The argument has dire implications for any constitutional guarantee that could be used by the private sector to check the unbridled expansion of government authority.

If religious liberty does not apply to private companies, then does the same hold true for the right to commercial speech, also protected by the First Amendment? Will the government after some future decision be allowed to prohibit all companies from advertising their goods and services, as it has done to some extent to tobacco companies?

The court already ruled in 1978’s Ohralik v. Ohio State Bar Association that commercial speech is less protected than other types, though a 1980 decision clarified that ruling to establish criteria for commercial speech that largely restored its protections.

And how can a company’s “for-profit” designation exclude it from First Amendment religious liberty protections when the court ruled in 2010’s Citizens United case that for-profit corporations are guaranteed to their First Amendment right to political speech?

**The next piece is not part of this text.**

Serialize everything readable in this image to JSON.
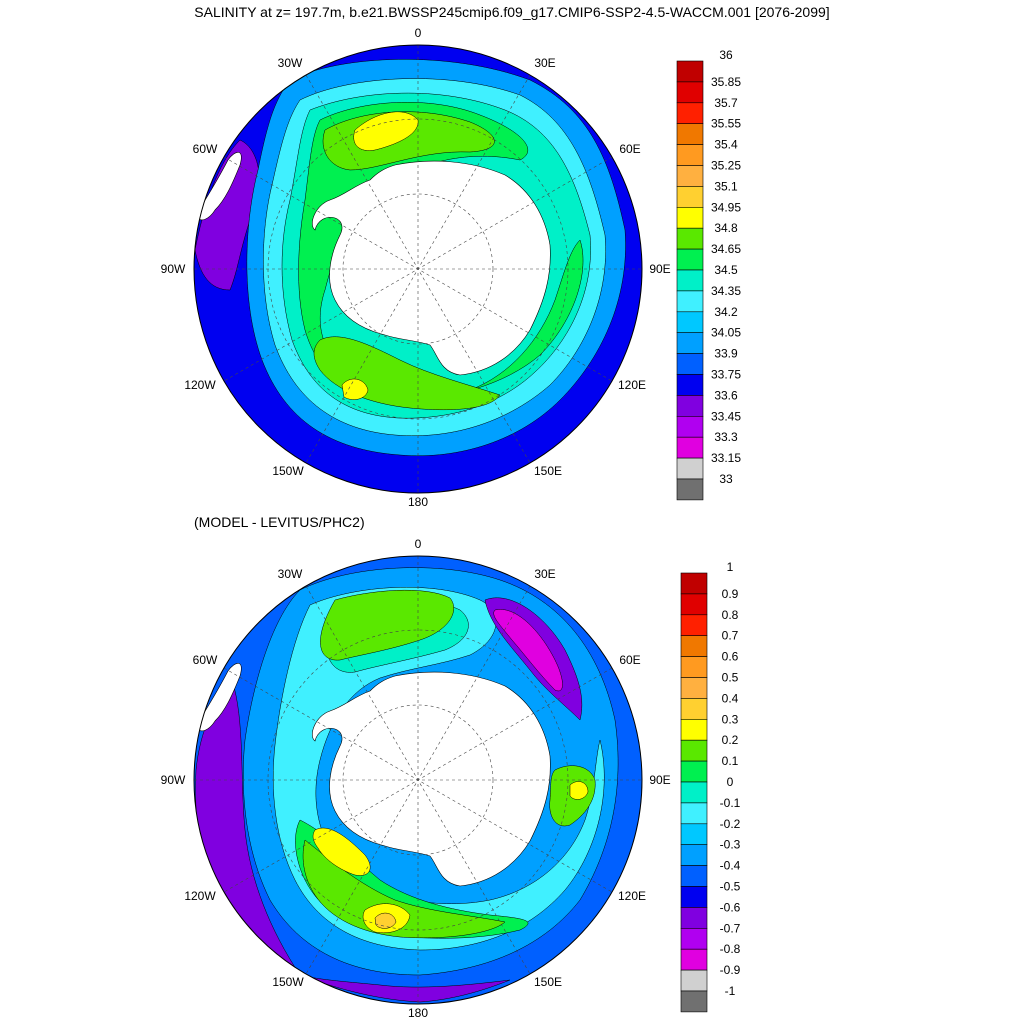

Fortunately, the government’s argument in the Hobby Lobby case has already revealed itself to be legally flimsy. Verrilli, under tough questioning from Justice Anthony Kennedy, admitted Tuesday that under his argument private businesses would not be forced to pay for abortions. Religious liberty, he therefore admitted, still exists.

But as we’ve seen in recent Supreme Court rulings — like the 5-4 2012 judgment that an Obamacare individual mandate “penalty” could be re-defined for constitutional purposes as a “tax” — legality often takes a back seat to politics.

If Sen. Mike Lee’s prediction of a 7-2 vote in favor of Hobby Lobby turns out to be wrong, the relationship between government and private enterprise in the United States will profoundly swing in the direction of government.

In this case, the parties representing the government have shown their hand: their argument is for the subjugation of the private sector by the federal government. Religion, to them, is just a silly little thing standing in their way.